An imaging time-of-propagation system for charged particle identification at a super B factory

TL;DR

This paper proposes an Imaging Time-of-Propagation (iTOP) detector for super B factories, enabling precise charged particle identification, especially K/pi separation, under high background conditions through photon timing and imaging techniques.

Contribution

It introduces the iTOP detector concept, combining photon timing and imaging to improve particle identification in high-background environments at super B factories.

Findings

Simulated PID performance shows high separation efficiency.

Prototype testing validates simulation results.

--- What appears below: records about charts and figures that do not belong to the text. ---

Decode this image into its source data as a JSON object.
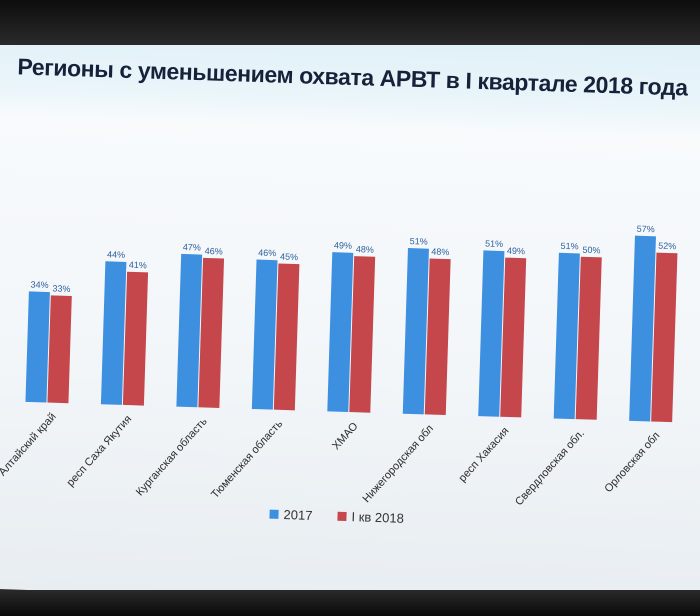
{
  "chart_data": {
    "type": "bar",
    "title": "Регионы с уменьшением охвата АРВТ в I квартале 2018 года",
    "categories": [
      "Алтайский край",
      "респ Саха Якутия",
      "Курганская область",
      "Тюменская область",
      "ХМАО",
      "Нижегородская обл",
      "респ Хакасия",
      "Свердловская обл.",
      "Орловская обл"
    ],
    "series": [
      {
        "name": "2017",
        "color": "#3d8fe0",
        "values": [
          34,
          44,
          47,
          46,
          49,
          51,
          51,
          51,
          57
        ],
        "labels": [
          "34%",
          "44%",
          "47%",
          "46%",
          "49%",
          "51%",
          "51%",
          "51%",
          "57%"
        ]
      },
      {
        "name": "I кв 2018",
        "color": "#c5474b",
        "values": [
          33,
          41,
          46,
          45,
          48,
          48,
          49,
          50,
          52
        ],
        "labels": [
          "33%",
          "41%",
          "46%",
          "45%",
          "48%",
          "48%",
          "49%",
          "50%",
          "52%"
        ]
      }
    ],
    "ylim": [
      0,
      60
    ],
    "grid": false,
    "legend_position": "bottom"
  }
}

Optimization of detector geometry enhances performance.

Abstract

Super B factories that will further probe the flavor sector of the Standard Model and physics beyond will demand excellent charged particle identification (PID), particularly K/pi separation, for momenta up to 4 GeV/c, as well as the ability to operate under beam backgrounds significantly higher than current B factory experiments. We describe an Imaging Time-of-Propagation (iTOP) detector which shows significant potential to meet these requirements. Photons emitted from charged particle interactions in a Cerenkov radiator bar are internally reflected to the end of the bar, where they are collected on a compact image plane using photodetectors with fine spatial segmentation in two dimensions. Precision measurements of photon arrival time are used to enhance the two dimensional imaging, allowing the system to provide excellent PID capabilities within a reduced detector envelope. Results of the ongoing optimization of the geometric and physical properties of such a detector are presented, as well as simulated PID performance. Validation of simulations is being performed using a prototype in a cosmic ray test stand at the University of Hawaii.